With the Bravia Engine 3 system also doing a good job of upscaling standard definition sources, a hunt for negatives beyond the minor flaws already mentioned uncovers just a couple more. First, there’s a slight hollowness in very dark picture areas vs what a good plasma TV could muster. Though the 40NX803 is actually markedly better than your typical CCFL-lit LCD in this respect.
Second, the picture loses contrast and colour saturation if viewed from much of an angle. But regular readers will know that this is true also of 90 per cent or more of all the other LCD TVs out there.

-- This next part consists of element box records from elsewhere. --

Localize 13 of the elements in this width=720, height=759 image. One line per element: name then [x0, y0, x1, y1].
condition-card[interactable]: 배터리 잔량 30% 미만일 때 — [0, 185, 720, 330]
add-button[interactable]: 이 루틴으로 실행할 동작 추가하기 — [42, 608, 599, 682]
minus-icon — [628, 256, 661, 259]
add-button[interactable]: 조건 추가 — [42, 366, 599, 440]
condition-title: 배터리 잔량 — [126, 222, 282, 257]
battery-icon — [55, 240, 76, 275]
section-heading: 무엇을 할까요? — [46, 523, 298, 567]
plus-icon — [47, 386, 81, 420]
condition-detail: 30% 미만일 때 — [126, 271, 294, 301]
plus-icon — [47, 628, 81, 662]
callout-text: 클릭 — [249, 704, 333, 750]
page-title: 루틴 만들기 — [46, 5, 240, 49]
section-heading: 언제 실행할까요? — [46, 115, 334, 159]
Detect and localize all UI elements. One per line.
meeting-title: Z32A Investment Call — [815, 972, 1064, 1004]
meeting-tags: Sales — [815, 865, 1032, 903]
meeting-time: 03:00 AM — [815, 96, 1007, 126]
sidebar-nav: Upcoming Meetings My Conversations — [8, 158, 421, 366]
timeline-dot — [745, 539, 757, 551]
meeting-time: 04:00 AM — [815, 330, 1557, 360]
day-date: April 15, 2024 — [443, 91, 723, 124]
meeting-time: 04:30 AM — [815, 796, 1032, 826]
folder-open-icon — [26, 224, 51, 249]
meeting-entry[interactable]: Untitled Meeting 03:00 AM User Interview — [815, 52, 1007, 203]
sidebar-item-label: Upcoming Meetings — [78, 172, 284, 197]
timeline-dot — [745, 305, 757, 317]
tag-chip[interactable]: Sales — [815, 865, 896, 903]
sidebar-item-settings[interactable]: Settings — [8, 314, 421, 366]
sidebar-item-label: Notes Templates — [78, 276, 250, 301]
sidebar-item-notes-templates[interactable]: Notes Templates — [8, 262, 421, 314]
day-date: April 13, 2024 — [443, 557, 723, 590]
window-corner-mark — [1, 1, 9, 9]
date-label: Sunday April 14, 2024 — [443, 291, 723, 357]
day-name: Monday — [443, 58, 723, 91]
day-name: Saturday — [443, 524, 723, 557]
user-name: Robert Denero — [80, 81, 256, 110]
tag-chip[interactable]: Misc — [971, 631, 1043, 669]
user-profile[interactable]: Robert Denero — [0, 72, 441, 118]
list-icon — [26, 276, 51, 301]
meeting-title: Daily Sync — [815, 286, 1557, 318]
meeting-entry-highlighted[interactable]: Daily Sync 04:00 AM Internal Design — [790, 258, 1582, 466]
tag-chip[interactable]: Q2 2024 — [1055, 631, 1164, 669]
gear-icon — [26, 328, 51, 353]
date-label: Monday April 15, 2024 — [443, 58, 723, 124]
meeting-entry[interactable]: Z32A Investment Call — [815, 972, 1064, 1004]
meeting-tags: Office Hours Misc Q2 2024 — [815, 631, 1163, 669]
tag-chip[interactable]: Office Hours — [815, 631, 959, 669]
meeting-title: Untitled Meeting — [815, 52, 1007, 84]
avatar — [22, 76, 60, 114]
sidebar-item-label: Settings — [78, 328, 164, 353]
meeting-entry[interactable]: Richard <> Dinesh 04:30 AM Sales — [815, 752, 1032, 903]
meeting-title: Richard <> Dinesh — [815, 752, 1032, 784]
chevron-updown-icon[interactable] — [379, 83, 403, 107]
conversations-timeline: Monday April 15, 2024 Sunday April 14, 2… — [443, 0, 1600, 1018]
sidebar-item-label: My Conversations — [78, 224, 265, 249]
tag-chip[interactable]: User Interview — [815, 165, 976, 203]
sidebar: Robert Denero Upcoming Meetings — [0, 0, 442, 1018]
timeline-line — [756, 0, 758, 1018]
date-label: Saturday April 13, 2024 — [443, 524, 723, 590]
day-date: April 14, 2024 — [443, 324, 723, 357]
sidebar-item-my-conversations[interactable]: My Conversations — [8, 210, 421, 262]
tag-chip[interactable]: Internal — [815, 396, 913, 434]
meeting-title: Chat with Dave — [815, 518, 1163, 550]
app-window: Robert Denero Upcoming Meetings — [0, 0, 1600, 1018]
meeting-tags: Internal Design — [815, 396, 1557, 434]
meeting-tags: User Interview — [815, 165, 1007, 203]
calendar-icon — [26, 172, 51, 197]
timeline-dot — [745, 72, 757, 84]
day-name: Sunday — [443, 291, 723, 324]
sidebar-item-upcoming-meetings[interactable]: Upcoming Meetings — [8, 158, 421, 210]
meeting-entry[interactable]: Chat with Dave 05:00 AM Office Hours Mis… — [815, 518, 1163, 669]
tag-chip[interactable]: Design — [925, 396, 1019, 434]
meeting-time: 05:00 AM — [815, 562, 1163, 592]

Sonically the 40NX803 is slightly better than we’d expected it would be. There’s certainly more raw power and dynamic range around than we hear from the slimmer edge LED models of Samsung and LG, which means that action scenes can actually sound quite enjoyable, despite there not being nearly as much bass or treble extension as you’d get with even a pretty basic external sound system.
It’s impossible to ignore the fact that Panasonic’s P42V20 plasma TV can be bought for £100 or so less than its Sony rival, despite being 2in bigger, allowing you to record to USB HDD and producing some terrific plasma picture quality.
But the 40NX803 looks prettier and outguns the Panasonic on multimedia abilities, and is easily one of the best edge LED picture performers we’ve seen yet – especially when it comes to producing a convincing black level.